The ruble, Russia’s currency, has suffered its biggest one-day fall since 1998 as sinking oil prices and Western sanctions over the Ukraine crisis aggravate worries about the country’s economy.
The Russian currency fell by nearly nine percent at one point to 53.9 rubles against the dollar and 67 rubles against the euro. Later in the day, the currency clawed back a little ground to 52 rubles against the dollar and 65 against the euro.
The ruble has depreciated by nearly 60 percent against the dollar since the start of this year.
The price of oil dropping to five-year lows in recent days has a major impact on the Russian economy as oil and natural gas exports are a main source of revenue for its federal budget.
Many analysts increasingly worry over the country’s economic outlook as the Russian authorities express apparent reluctance to change tack over the crisis in Ukraine.
The price of oil, the backbone of the Russian economy, has dropped roughly 25 percent since the summer.
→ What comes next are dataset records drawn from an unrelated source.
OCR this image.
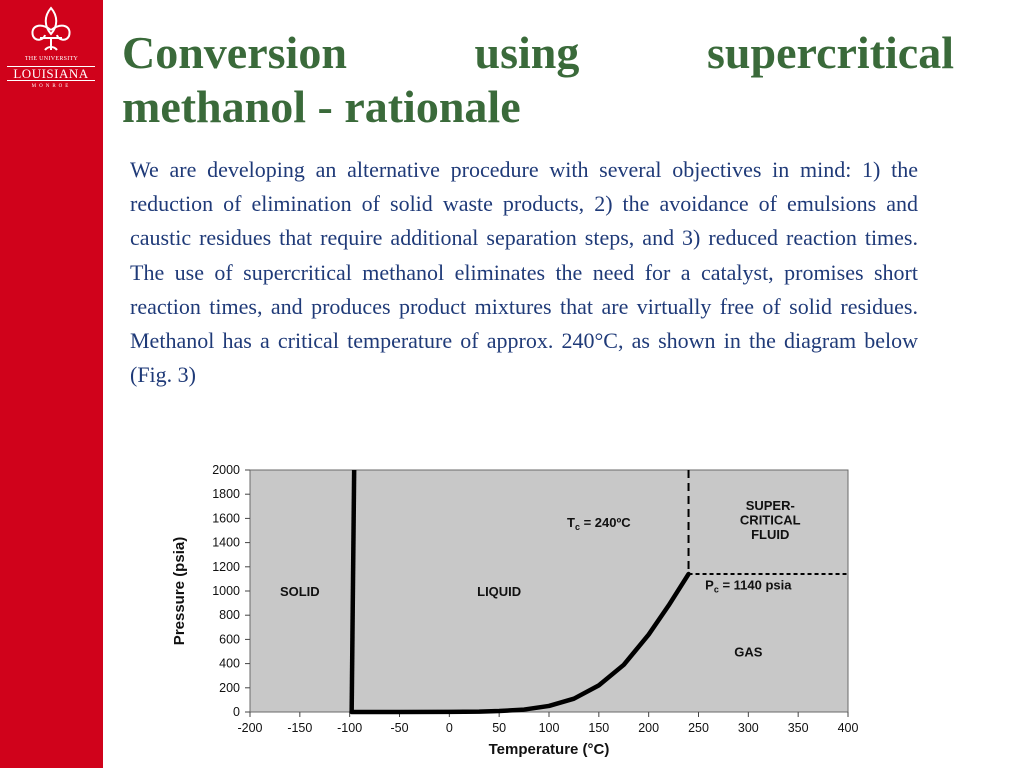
THE UNIVERSITY
LOUISIANA
MONROE
Conversion	using	supercritical
methanol - rationale
We are developing an alternative procedure with several objectives in mind: 1) the reduction of elimination of solid waste products, 2) the avoidance of emulsions and caustic residues that require additional separation steps, and 3) reduced reaction times. The use of supercritical methanol eliminates the need for a catalyst, promises short reaction times, and produces product mixtures that are virtually free of solid residues. Methanol has a critical temperature of approx. 240°C, as shown in the diagram below (Fig. 3)
0
200
400
600
800
1000
1200
1400
1600
1800
2000
-200 -150 -100 -50	0	50	100 150 200 250 300 350 400
SOLID	LIQUID
GAS
SUPER-
CRITICAL
FLUID
$T_c$ = 240ºC
$P_c = 1140$ psia
Temperature (°C)
Pressure (psia)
Brent crude, an international benchmark, fell three percent on Friday and was down another one percent on Monday to $69.47 a barrel.
The US and the EU imposed economic sanctions on Russia over the summer, targeting the country’s energy, banking and defence sectors to punish, what they say, Moscow’s support for rebels in eastern Ukraine.
The Kremlin, which in the past supported the exchange rate by buying up the rubles, said it considered the recent pressure on the currency to be speculative and was happy for it to remain freely floated in markets.
Meanwhile, some Russian politicians asked prosecutors to probe the central bank over its decision to let the ruble float freely.